Aku mematung. Aku tidak pernah menyadari hal ini sebelumnya. Bapak itu sudah lanjut usia. Ia pasti sering merasa kesepian. Setelah Ibu meninggal dan anak-anaknya merantau, Bapak hanya tinggal sendiri di rumah dan lebih banyak melamun
Abang benar, bukan Bapak yang keras kepala, tetapi kami yang keras kepala. Air mataku perlahan mulai jatuh. Aku bersimpuh di hadapannya. Namun, Bapak hanya berkata, “Tak apa jika kalian lelah, Bapak masih akan menunggu kalian pulang. Maaf telah merepotkan kalian. Ibu kalian juga sudah tidak ada, Bapak tidak ada teman mengobrol lagi. Sanak saudara juga jarang berkunjung karena jauh. Bapak hanya butuh kehadiran kalian karena kesepian.”
Setelah itu, tubuh Bapak mulai lemah. Aku dan abang terkejut kemudian memanggil tetangga untuk membawanya ke rumah sakit. Namun terlambat, Bapak sudah pergi saat masih berada di rumah. Aku dan Abang menangis serta berteriak tak henti-henti. Kami masih berharap Bapak bangun. Namun sayang, Bapak benar-benar pergi.

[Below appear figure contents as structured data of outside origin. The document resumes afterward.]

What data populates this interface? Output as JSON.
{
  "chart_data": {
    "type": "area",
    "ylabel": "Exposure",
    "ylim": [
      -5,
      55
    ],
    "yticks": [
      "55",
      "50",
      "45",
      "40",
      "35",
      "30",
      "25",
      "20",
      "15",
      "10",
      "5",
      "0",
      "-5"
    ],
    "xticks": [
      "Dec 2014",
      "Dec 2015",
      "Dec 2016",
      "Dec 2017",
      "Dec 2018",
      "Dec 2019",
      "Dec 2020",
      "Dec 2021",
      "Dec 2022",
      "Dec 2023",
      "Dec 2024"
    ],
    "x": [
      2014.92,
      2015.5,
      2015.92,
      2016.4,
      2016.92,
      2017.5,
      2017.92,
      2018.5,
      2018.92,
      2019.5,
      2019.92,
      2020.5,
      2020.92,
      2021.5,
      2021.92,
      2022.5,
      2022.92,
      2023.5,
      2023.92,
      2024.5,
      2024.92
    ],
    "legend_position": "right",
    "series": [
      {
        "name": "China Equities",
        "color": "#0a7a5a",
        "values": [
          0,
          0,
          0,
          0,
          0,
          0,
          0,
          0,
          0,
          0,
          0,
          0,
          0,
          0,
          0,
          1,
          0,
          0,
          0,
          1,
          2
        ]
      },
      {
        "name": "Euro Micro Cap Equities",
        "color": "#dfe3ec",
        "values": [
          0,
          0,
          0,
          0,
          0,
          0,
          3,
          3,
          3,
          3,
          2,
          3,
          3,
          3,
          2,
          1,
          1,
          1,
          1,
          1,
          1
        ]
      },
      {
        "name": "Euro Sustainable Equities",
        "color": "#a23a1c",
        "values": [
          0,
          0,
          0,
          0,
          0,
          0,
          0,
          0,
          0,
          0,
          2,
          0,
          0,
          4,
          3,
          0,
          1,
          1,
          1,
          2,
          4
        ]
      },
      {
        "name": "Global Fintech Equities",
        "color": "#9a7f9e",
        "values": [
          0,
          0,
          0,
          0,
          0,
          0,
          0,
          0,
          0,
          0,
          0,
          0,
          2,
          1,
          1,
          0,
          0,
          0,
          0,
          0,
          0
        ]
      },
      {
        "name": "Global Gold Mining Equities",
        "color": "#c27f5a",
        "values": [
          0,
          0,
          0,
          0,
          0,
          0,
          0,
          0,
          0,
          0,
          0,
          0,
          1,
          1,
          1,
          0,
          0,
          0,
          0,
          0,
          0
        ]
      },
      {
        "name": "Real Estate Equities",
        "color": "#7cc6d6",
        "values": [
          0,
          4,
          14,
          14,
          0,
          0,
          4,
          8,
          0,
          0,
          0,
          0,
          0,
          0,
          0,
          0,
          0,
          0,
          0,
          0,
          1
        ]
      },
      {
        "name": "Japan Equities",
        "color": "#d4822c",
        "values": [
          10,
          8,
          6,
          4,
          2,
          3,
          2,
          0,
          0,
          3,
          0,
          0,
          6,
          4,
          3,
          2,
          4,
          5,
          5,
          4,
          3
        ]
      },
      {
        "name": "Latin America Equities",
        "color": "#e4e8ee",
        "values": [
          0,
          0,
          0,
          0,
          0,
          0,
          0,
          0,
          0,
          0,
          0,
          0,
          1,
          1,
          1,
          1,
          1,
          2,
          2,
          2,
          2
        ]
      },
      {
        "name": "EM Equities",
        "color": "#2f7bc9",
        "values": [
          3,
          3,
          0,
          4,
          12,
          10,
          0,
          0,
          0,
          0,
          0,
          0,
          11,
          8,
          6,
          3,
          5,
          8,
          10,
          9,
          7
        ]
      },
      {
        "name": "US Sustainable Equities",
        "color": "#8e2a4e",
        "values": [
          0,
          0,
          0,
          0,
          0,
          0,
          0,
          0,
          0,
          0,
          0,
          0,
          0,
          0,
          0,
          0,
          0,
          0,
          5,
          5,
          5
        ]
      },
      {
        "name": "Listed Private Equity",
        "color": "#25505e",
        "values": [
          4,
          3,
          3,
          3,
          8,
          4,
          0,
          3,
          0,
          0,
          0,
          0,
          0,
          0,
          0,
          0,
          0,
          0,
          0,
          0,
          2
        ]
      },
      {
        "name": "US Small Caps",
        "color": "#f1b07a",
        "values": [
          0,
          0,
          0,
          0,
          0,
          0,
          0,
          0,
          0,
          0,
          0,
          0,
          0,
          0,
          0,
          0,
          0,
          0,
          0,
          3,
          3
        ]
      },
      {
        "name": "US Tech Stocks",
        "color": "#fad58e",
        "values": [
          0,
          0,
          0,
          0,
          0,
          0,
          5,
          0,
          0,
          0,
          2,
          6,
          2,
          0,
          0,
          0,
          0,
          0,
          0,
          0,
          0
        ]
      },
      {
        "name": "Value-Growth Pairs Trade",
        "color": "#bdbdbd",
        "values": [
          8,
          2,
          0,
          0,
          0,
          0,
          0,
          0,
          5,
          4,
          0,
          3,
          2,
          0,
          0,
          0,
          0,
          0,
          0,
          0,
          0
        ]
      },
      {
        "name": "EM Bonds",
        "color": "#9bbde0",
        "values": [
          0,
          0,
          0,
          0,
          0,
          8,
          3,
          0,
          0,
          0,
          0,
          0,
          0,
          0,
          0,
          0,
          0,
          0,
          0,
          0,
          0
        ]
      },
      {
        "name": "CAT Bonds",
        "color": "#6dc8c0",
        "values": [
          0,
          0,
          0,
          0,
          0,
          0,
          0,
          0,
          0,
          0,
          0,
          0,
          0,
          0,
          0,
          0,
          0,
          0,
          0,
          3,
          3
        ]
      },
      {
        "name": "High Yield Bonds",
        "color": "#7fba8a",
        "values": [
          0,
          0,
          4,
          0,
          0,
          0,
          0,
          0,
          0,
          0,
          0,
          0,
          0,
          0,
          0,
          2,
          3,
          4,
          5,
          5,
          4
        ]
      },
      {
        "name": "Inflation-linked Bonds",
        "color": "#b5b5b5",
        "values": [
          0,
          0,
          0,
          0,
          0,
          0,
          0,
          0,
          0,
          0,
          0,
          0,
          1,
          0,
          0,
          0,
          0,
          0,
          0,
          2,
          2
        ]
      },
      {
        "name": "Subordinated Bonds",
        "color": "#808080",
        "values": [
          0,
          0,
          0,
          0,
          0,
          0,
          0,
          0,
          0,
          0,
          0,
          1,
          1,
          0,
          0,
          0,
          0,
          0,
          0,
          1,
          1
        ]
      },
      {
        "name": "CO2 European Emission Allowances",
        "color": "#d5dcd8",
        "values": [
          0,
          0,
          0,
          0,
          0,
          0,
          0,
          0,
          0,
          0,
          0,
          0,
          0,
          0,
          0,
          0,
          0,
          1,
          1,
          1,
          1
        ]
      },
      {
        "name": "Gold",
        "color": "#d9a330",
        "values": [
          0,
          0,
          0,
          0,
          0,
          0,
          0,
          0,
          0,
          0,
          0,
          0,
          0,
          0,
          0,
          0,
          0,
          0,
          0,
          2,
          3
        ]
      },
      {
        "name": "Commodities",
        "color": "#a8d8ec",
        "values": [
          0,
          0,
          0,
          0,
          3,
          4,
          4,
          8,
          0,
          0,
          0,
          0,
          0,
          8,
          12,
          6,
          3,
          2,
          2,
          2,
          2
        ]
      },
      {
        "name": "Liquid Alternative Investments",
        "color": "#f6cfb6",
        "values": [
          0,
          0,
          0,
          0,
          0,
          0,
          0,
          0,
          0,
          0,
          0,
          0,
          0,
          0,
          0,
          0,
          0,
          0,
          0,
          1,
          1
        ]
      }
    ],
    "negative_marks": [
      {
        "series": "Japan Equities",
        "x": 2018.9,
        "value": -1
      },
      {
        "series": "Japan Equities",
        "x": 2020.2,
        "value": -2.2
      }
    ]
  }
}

Lalu, tetangga mendekati kami dan menenangkan, serta mengatakan bahwa Bapak memang sedang sakit akhir-akhir ini. Katanya, Bapak sering bolak-balik rumah sakit untuk berobat. Aku semakin menangis tak karuan. Napasku tercekat dan duniaku terasa runtuh saat itu juga.
Benar kata Bapak bahwa tidak ada hari esok untuk takdir dan sulit mempertahankan kebahagiaan. Tenang di sana ya, Pak. Aku akan merindukanmu setiap detik dalam hidupku.